Open Source Intelligence (OSINT): Finding Breached Email Addresses , Passwords and Other Credentials
Updated: Feb 15
Welcome back, my aspiring OSINT Investigators!
In the course of OSINT or forensic investigations, there are often times when you will need an email password of the subject of your investigation. In a security assessment or pentest, you may want to check to see whether you can obtain the passwords of users in the target organization. Nearly everyday, another data breach takes place and those email addresses and other credentials are sold and exchanged on the dark web. If you can obtain those credentials, it will likely make your job much easier.
In previous tutorials, we have demonstrated a number of tools for finding breached email addresses and passwords including h8mail. In this tutorial, we will look at what may be the best tool for finding breached emails, passwords and other credentials, www.dehashed.com.
Step #1: Open a Browser and Navigate to www.dehashed.com
Open a browser and go to www.dehashed.com. Like many other sites such as haveIbeenpwned.com, dehashed collects emails and credentials from data dumps on the dark web that have been compromised by hackers. Unlike those other sites, dehashed provides you all the credentials for a particular email address from the various dumps.
For instance, as part of a forensics investigation of a scammer Instagram account (a legitimate IG account was taken over and used to scam men out of their money), I found the email address that the scammers were using, firstname.lastname@example.org (Note: this was the account the scammers were using, but actually belongs to another person and had been taken over by the scammers). From there, I entered the email address into dehashed.com .

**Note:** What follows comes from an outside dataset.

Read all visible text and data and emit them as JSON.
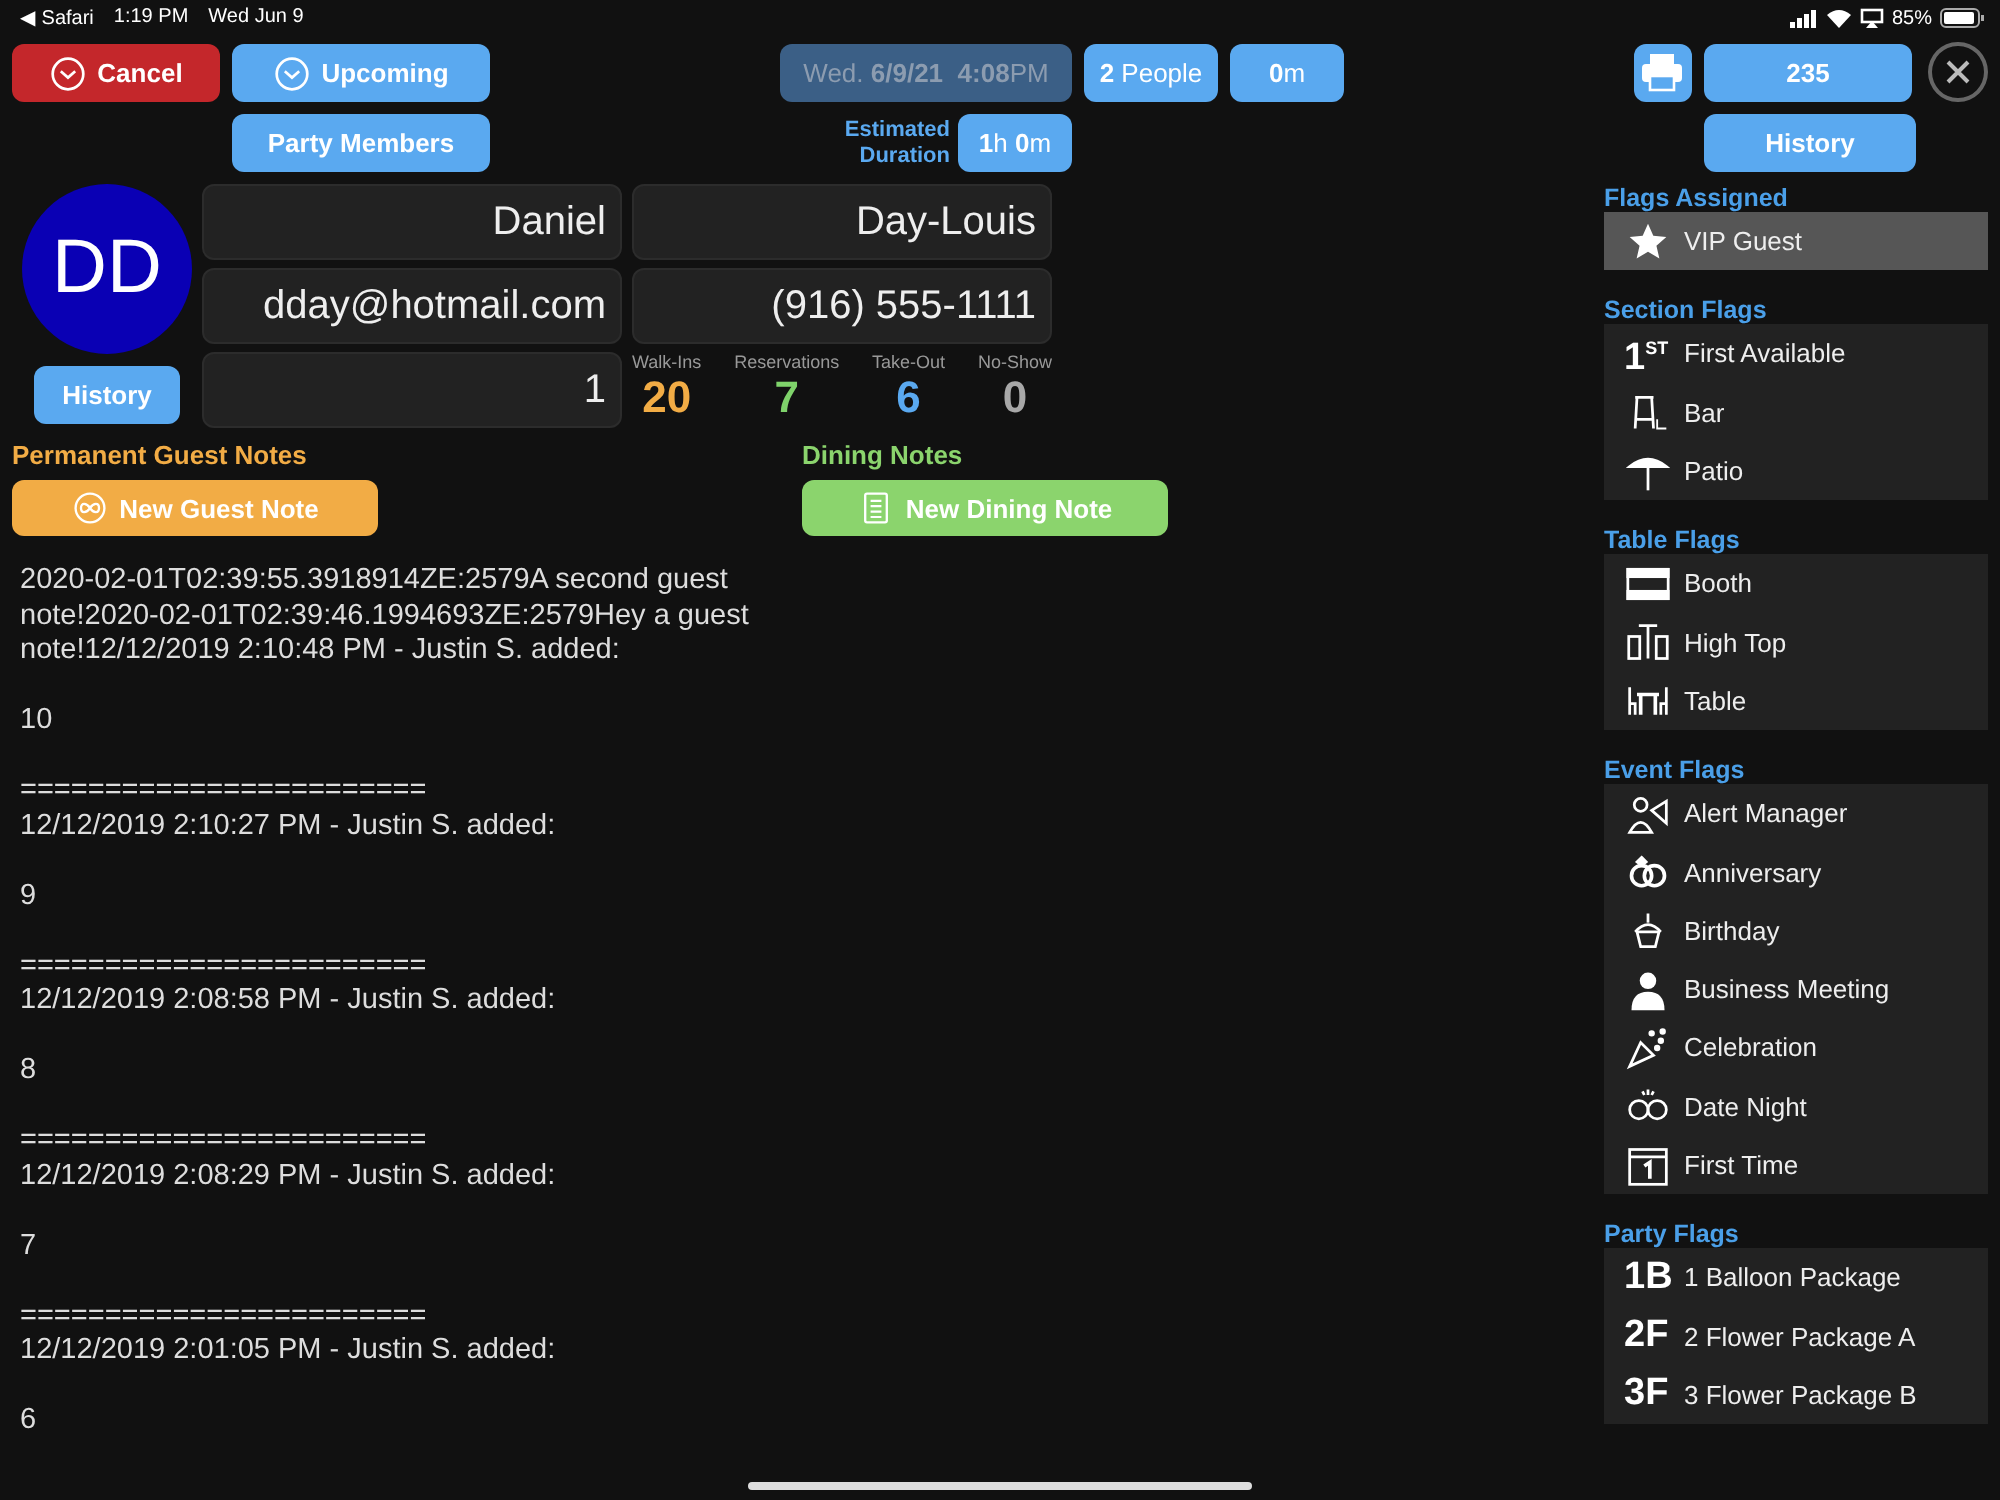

Dehashed finds that the email address appeared in at least 3 data dumps. When we click on one of the dumps, dehashed tells us that we need a subscription to get the passwords or password hashes or other info.
Dehashed is relatively inexpensive and if you are working as an investigator or pentester, its simply a small cost for some key info.
Now that we have subscribed and logged into account, we do the search again. This time when we click on one of the dumps, the hashed password is revealed.
From there, we can then attempt to crack the hash using sites such as;
or use such hash cracking tools as John the Ripper or hashcat.
In some cases, the data dumps include other key information. In this dump, the account name, username and IP address are revealed.
This dump from Mathway, included names, Google and Facebook ID's, email addresses, salted hashes and IP addresses.
Step #2: Try Another Email
Let's now try another. This one belongs to a colleague, Mick Scott. His email address, as you might expect, is email@example.com. When we enter it into dehashed, it returns numerous results. When we click on the first result from a data dump of CouponMom.com from 2014, we can see that his password was dumped in plaintext "redinuzi17".
Other dumps reveal another password "fender8".
In another dump, his password was dumped as a hash.
Of course, the user is probably no longer using these passwords but human beings--as we know--tend to use a version of their old passwords. That is where tools such as crunch are so useful in creating variations of a password.
Whether you are doing an OSINT investigation or a penetration test, finding the credentials of your target can be critical to your success. Although a number of tools are available for obtaining breached credentials from data dumps, dehashed.com may be the best and fastest. Although it is not free, it is inexpensive and may very well be a good investment if you are working as an investigator or information security assessor/pentester.